As we waited for the show to begin, the hairs in my nose started tickling and I began to cough – there was definitely fresh smoke coming in from somewhere. I looked over my right shoulder and saw the cook in the kitchen just off the room we were sitting in, fanning smoke – no flames, but omg the SMOKE! The owner of the pub came through and asked us if we were having trouble with no smoking rule (har, har, hardehar har) and opened the emergency exit to my left.

Yup, you KNOW what happened next – the smoke just roiled through the whole place as it sought a way out – and it was being met with resistence in the wind coming through the open door.

Hey, we’re in Alaska, we make our own fun! Of course we stayed for the show afterwards. Mr. White Keys even worked the incident into the beginning remarks of the show.

It was a show after hubby moose’s heart. Not too raunchy that I couldn’t stand it, but just wicked enough to hold hubby moose’s attention. He thoroughly enjoyed himself.

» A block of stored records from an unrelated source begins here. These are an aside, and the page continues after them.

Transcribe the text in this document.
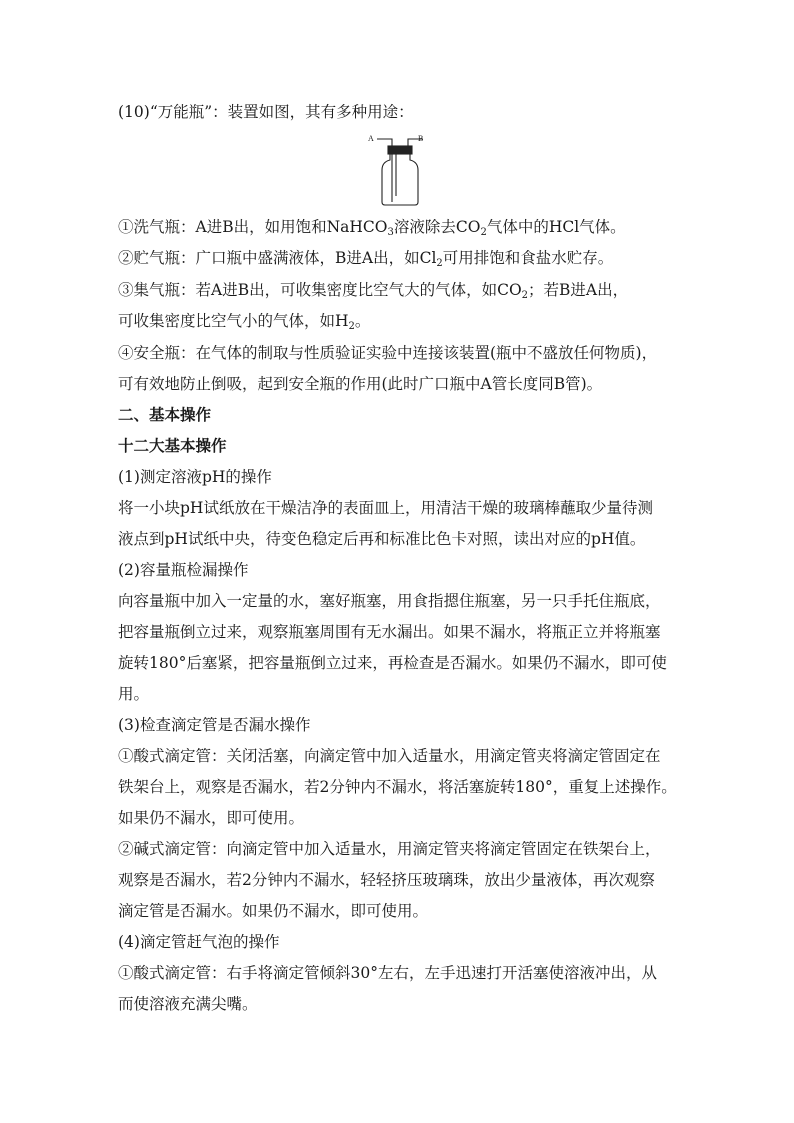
(10)“万能瓶”：装置如图，其有多种用途：
A	B
①洗气瓶：A进B出，如用饱和NaHCO$_3$溶液除去$CO_2$气体中的HCl气体。
②贮气瓶：广口瓶中盛满液体，B进A出，如$Cl_2$可用排饱和食盐水贮存。
③集气瓶：若A进B出，可收集密度比空气大的气体，如$CO_2$；若B进A出，
可收集密度比空气小的气体，如$H_2$。
④安全瓶：在气体的制取与性质验证实验中连接该装置(瓶中不盛放任何物质)，
可有效地防止倒吸，起到安全瓶的作用(此时广口瓶中A管长度同B管)。
二、基本操作
十二大基本操作
(1)测定溶液pH的操作
将一小块pH试纸放在干燥洁净的表面皿上，用清洁干燥的玻璃棒蘸取少量待测
液点到pH试纸中央，待变色稳定后再和标准比色卡对照，读出对应的pH值。
(2)容量瓶检漏操作
向容量瓶中加入一定量的水，塞好瓶塞，用食指摁住瓶塞，另一只手托住瓶底，
把容量瓶倒立过来，观察瓶塞周围有无水漏出。如果不漏水，将瓶正立并将瓶塞
旋转180°后塞紧，把容量瓶倒立过来，再检查是否漏水。如果仍不漏水，即可使
用。
(3)检查滴定管是否漏水操作
①酸式滴定管：关闭活塞，向滴定管中加入适量水，用滴定管夹将滴定管固定在
铁架台上，观察是否漏水，若2分钟内不漏水，将活塞旋转180°，重复上述操作。
如果仍不漏水，即可使用。
②碱式滴定管：向滴定管中加入适量水，用滴定管夹将滴定管固定在铁架台上，
观察是否漏水，若2分钟内不漏水，轻轻挤压玻璃珠，放出少量液体，再次观察
滴定管是否漏水。如果仍不漏水，即可使用。
(4)滴定管赶气泡的操作
①酸式滴定管：右手将滴定管倾斜30°左右，左手迅速打开活塞使溶液冲出，从
而使溶液充满尖嘴。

After the show we went to find a late dinner. Fat Olives was delicious! We had an antepasto appetizer and hubby had a stromboli while I had a salad for dinner. Of course, then it was time to go to bed so that we could be up and about at 5:30 the next morning.

😉

Ran into people we knew (from Kenai) at the show – coming out the door. And, then met another couple we knew at the restaurant. It’s a small, small world.

Thanks for reading along – More tomorrow.

OH! critter count:

Eagles = many, many, many eagles

Tourists = 2 (to talk to, probably many more among us)

Campy Satirists = 1

Campy Satirist’s Sidekick = 1

People we knew = 6

Collateral damage = 0 (YAY! no moose!)